Tuesday, September 25, 2007

The value of a CVS commit database

Due to some discrepancies between the Eclipse 3.2.2 compiler and Sun's javac we needed to upgrade our development environments to Eclipse 3.3. Otherwise we could not tell for sure that something that looked ok in Eclipse would compile in the daily build process.

Even though I had used 3.3 privately for some time now, there is always some tension when switching a whole bunch of developers in a really large project.

At first everything seemed fine, apart from some minor issues that could be easily worked around.

However I ran into a nasty little bug regarding the CVS integration when I had to switch a workspace that had been checked out on HEAD to another branch. That branch had been created to keep the Helpers- and Utilities-Refactoring I wrote about before separate from the HEAD until it is complete.

Within Eclipse you can just select "Switch to another branch or version" from the context menu on any project (or file for that matter) and select the branch you would like. I had done this with 3.2.2 several times without any problems. So not suspecting any problems I switched my local working copy to the branch and started checking in modified files after some more refactoring.

However shortly after I had done that a colleague complained that there were compile errors on HEAD now. Turns out that Eclipse 3.3.0 has a well hidden bug in that feature: The version switch involves some requests to the CVS server. This works alright for files that have no changes in the working copy, however for files with outgoing changes the server response is not handled correctly and those remain on HEAD. Because I had made some changes before the switch already, part of my changes went to the branch, the rest of them to HEAD, leaving both in an incomplete state. For details on the bug see Eclipse Bug #192392.

The files I had checked in spanned several projects and where of course committed in little chunks with different comments. At that point I was very glad that I had my ViewVC commit database to query for anything I had done over the last few hours that had gone to HEAD. Without it it would probably have taken me hours to just find out which files I had checked in on the wrong branch.
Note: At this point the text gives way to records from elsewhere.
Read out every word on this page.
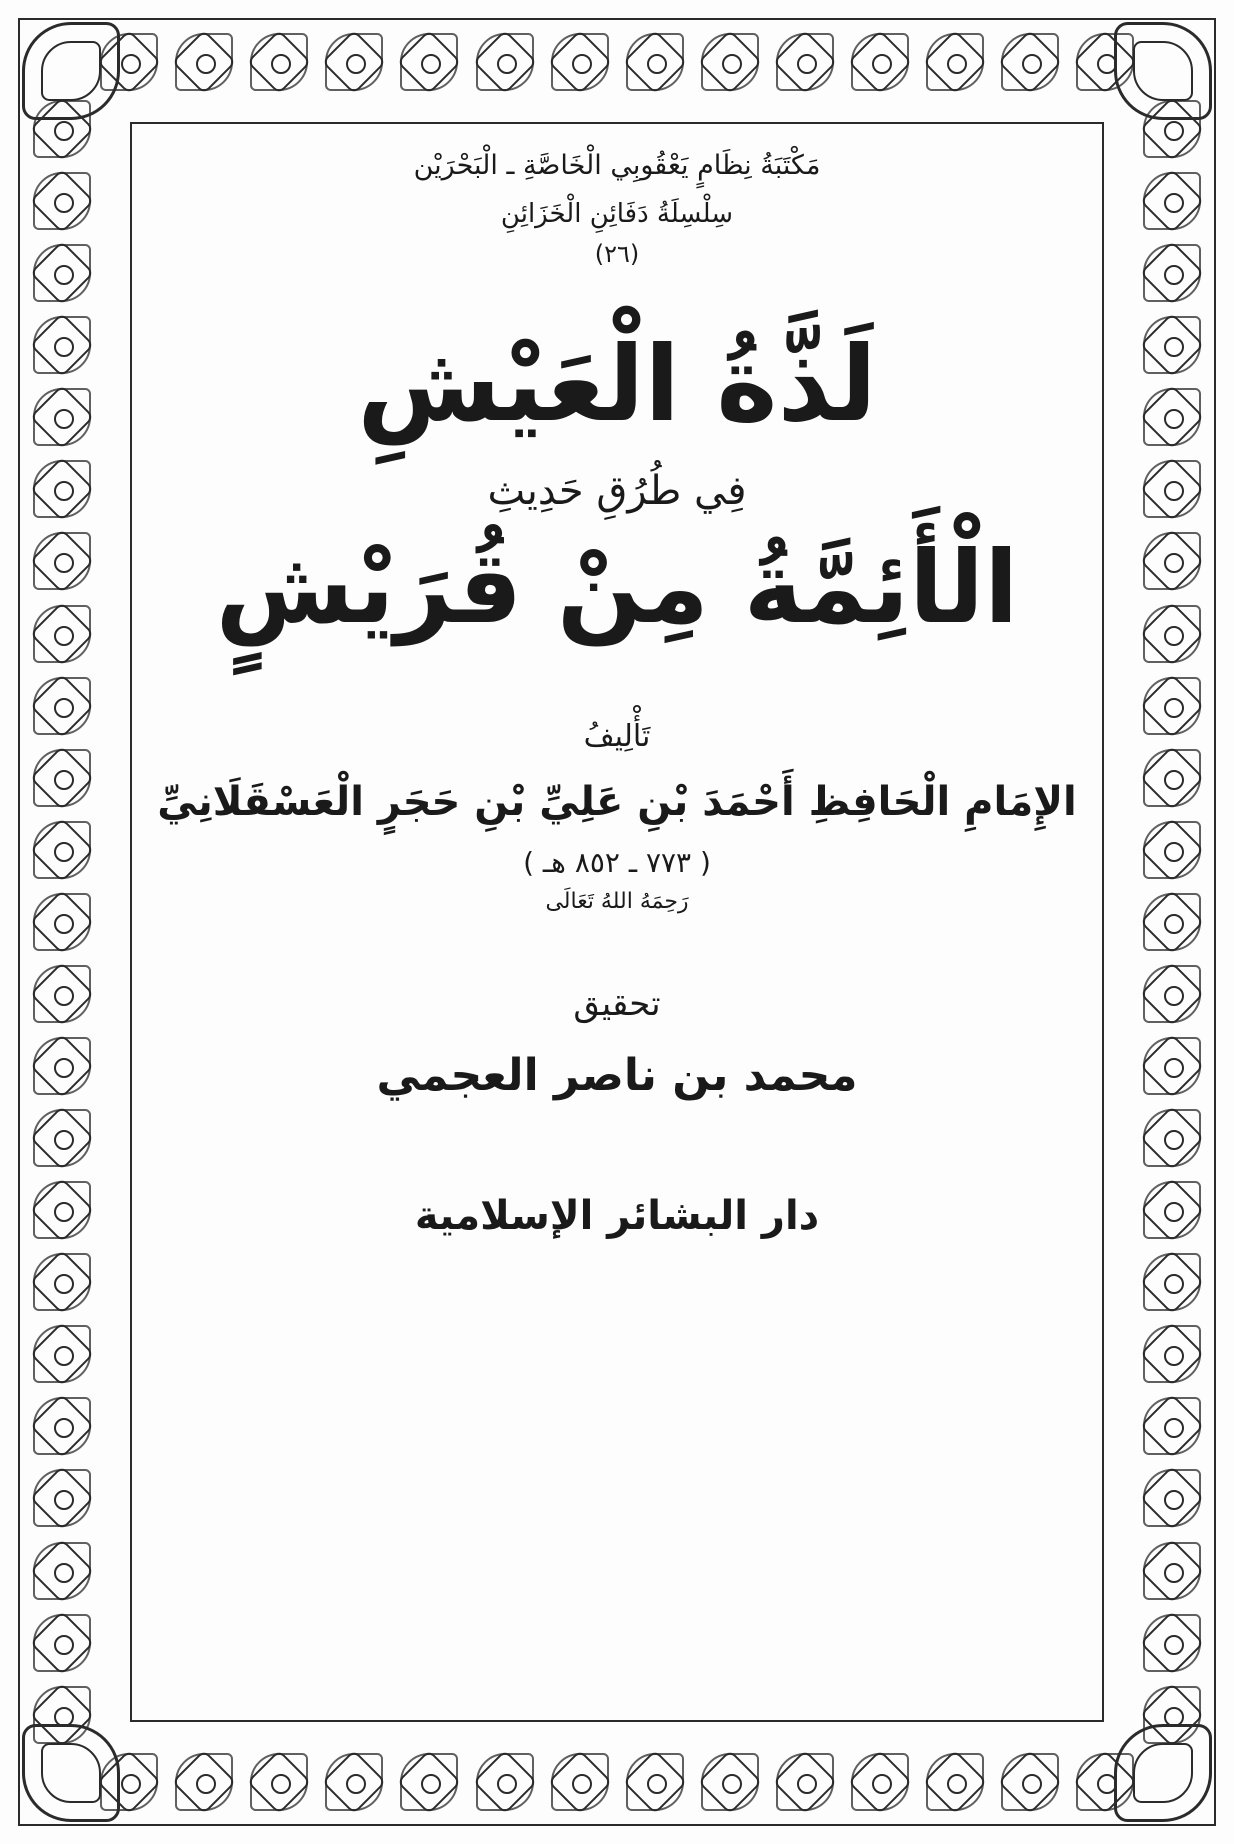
مَكْتَبَةُ نِظَامٍ يَعْقُوبِي الْخَاصَّةِ ـ الْبَحْرَيْن
سِلْسِلَةُ دَفَائِنِ الْخَزَائِنِ
(٢٦)
لَذَّةُ الْعَيْشِ
فِي طُرُقِ حَدِيثِ
الْأَئِمَّةُ مِنْ قُرَيْشٍ
تَأْلِيفُ
الإِمَامِ الْحَافِظِ أَحْمَدَ بْنِ عَلِيِّ بْنِ حَجَرٍ الْعَسْقَلَانِيِّ
( ٧٧٣ ـ ٨٥٢ هـ )
رَحِمَهُ اللهُ تَعَالَى
تحقيق
محمد بن ناصر العجمي
دار البشائر الإسلامية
While it was still some tedious work to actually restore everything back to the state I wanted, just identifying the files affected was done with a rather simple SQL query in no time.

I can only advise anyone working on a project with more that just a few files to set up a database that stores all commits by type (addition, change, deletion), file, branch, date and author. This wasn't just my life insurance in this case, but in combination with a full text index on the commit comment field it is also a very good base for change logs - using simple SQL they can be generated very flexibly and within just the blink of an eye.

The version of ViewVC we use is rather old and contains some custom changes that probably would not be required with a more recent release. So I recommend taking a look at the current version the project offers.

9 comments:

Cristian said...

I can only advise anyone working on a project with more that just a few files to set up a database that stores all commits by type (addition, change, deletion), file, branch, date and author. This wasn't just my life insurance in this case, but in combination with a full text index on the commit comment field it is also a very good base for change logs - using simple SQL they can be generated very flexibly and within just the blink of an eye.

WTF?! This information is in the version control system. Any normal/decent system can offer you a log of what happened with the source code. And then you can search in that log for what you want.

Daniel Schneller said...

WTF?! This information is in the version control system. Any normal/decent system can offer you a log of what happened with the source code.

Oh you're right, stupid me. While we're at it, why not get rid of all those useless search engines? After all any normal/decent browser can get you from link to link and just download every page off the web. How long could it possibly take to have a look at everything to find what you are looking for.

Cristian said...

svn log followed by a grep. How hard could it be? I agree with the fact that a GUI (or other program) for helping with this search would be useful, but I don't think it's mandatory, or needed too often.

Daniel Schneller said...

I understand what you mean, and yes, you are right (that part of my previous comment was not ironic). However as I tried to convey in the blog post this database solution gives you a lot more flexibility.

Of course you can do all the same stuff with cvs/svn log commands and some shell scripts. But a) the database is *much* faster and b) you get a powerful and versatile query syntax for free.

For small projects it might be sort of overkill, however we have more than 3 million lines of code in our product which makes it a little hard to come by with just the CVS out-of-the-box tools.

Cristian said...

Indeed. Out of curiosity, why are you still using CVS?

Daniel Schneller said...

It's a very large project with tens of thousands of files and about 3 million lines of code. We have already considered the move to subversion several times, however they (or the Eclipse plugins) do not seem to be able to cope with this order of magnitude too well. We experienced lockups and other stability problems.

Fred said...

have you considered git ? (simple curiosity)

Daniel Schneller said...

No, he have not considered git (or any other kind of distributed VCS). We work basically in a one-location setup and would like to continue with a central repository. As we do not do too much branching/merging we would not make use of one of the key features of these systems anyway.

Anonymous said...

Have you considered SVN (just out of curiosity)?